Si l'on devait trouver quelques défauts et on a le droit d'en trouver, deux sont très visibels et non audibles : un livret inexistants digne d'un CD en vente dans les stations d'autoroutes et une reproduction qui ne rend pas bien en 24x24 d'une huile et graphite sur papier en 31x31 de François Bidault, comme quoi les reproductions industrielles, c'est frustrant. Ce qui nous amène à penser que la réflexion sur l'objet disque est inexistante. Quand les musiciens comprendront-ils qu'un disque est un objet complexe et complet ?

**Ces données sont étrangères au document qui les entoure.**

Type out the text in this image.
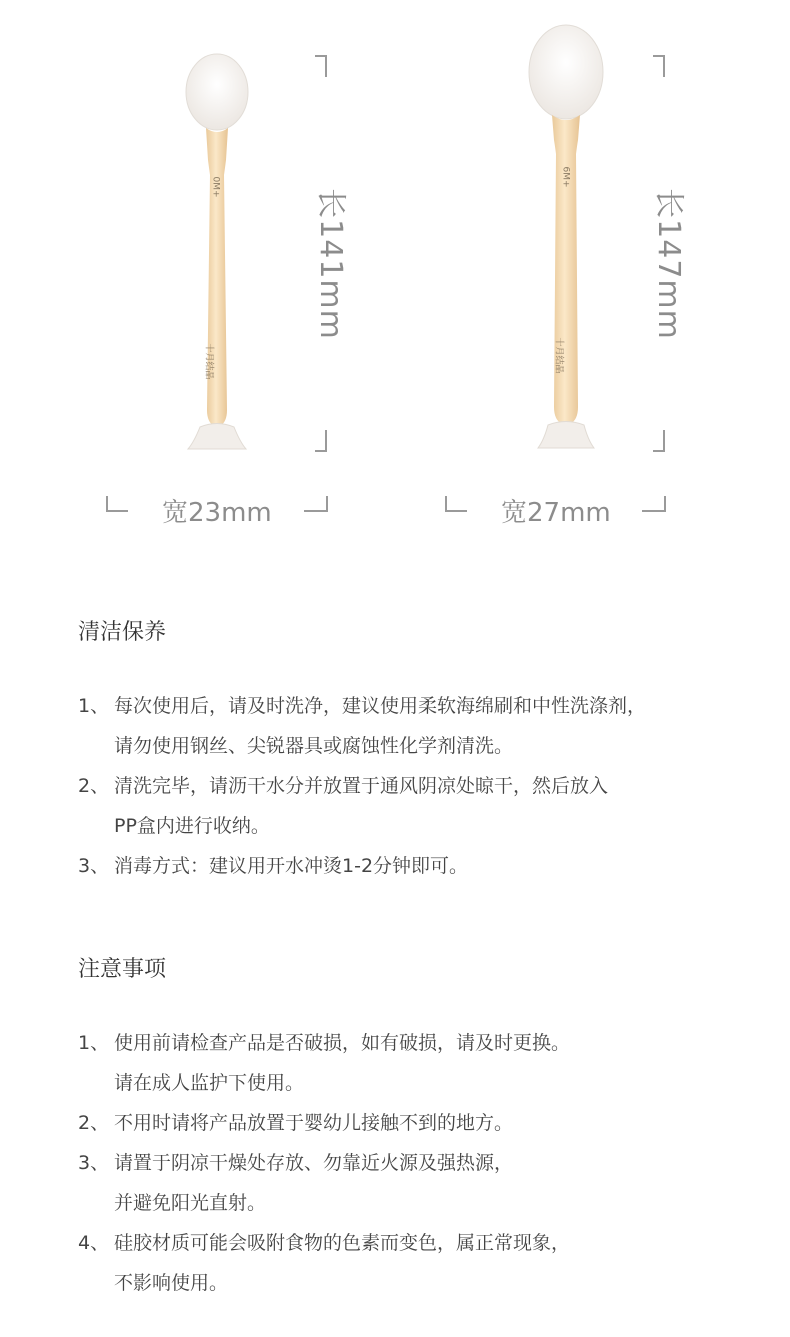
0M+
十月结晶
6M+
十月结晶
长141mm	长147mm
宽23mm	宽27mm
清洁保养
1、 每次使用后，请及时洗净，建议使用柔软海绵刷和中性洗涤剂，
请勿使用钢丝、尖锐器具或腐蚀性化学剂清洗。
2、 清洗完毕，请沥干水分并放置于通风阴凉处晾干，然后放入
PP盒内进行收纳。
3、 消毒方式：建议用开水冲烫1-2分钟即可。
注意事项
1、 使用前请检查产品是否破损，如有破损，请及时更换。
请在成人监护下使用。
2、 不用时请将产品放置于婴幼儿接触不到的地方。
3、 请置于阴凉干燥处存放、勿靠近火源及强热源，
并避免阳光直射。
4、 硅胶材质可能会吸附食物的色素而变色，属正常现象，
不影响使用。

Cela étant, cette musique m'a touché, elle me touche et l'on a envie de la garder longtemps avec soi. Je remercie celui qui a eu la capacité de la fabriquer.
Reviewed by: Pedro Lòpez for the magazine Hurly Burly #4 - March 1998

El percusionista Lê Quan Ninh grabò del 26 al 29 de Diciembre del 95 en solitario este CD en el que nos presenta una aproximaciòn a diferentes grupos instrumentales con su quehacer caracteristico. Un compact obtenido por la original idea de crear une suscripciòn de unas de setenta personas que imagino han "encargado" literalmente su grabaciòn. 43 minutos en los que cascasdas de percusiones, come es habitual en su autor, se combinan con la obtenciòn de otras sonoridades frotando platos y gons y otras tècnicas. Su instrumentaciòn base son los platos y la caja acompañados por une serle de elementos menos convensionales. Papel de alumino, wood-chimes, bols japoneses etc. De factura densa, Lê Quan Ninh se "lanza" en cada ejecuciòn sobre el sonido intentando obtener, a través de la emociòn que desprende su improvisaciòn, un acercamiento a los limites de su propra percepciòn.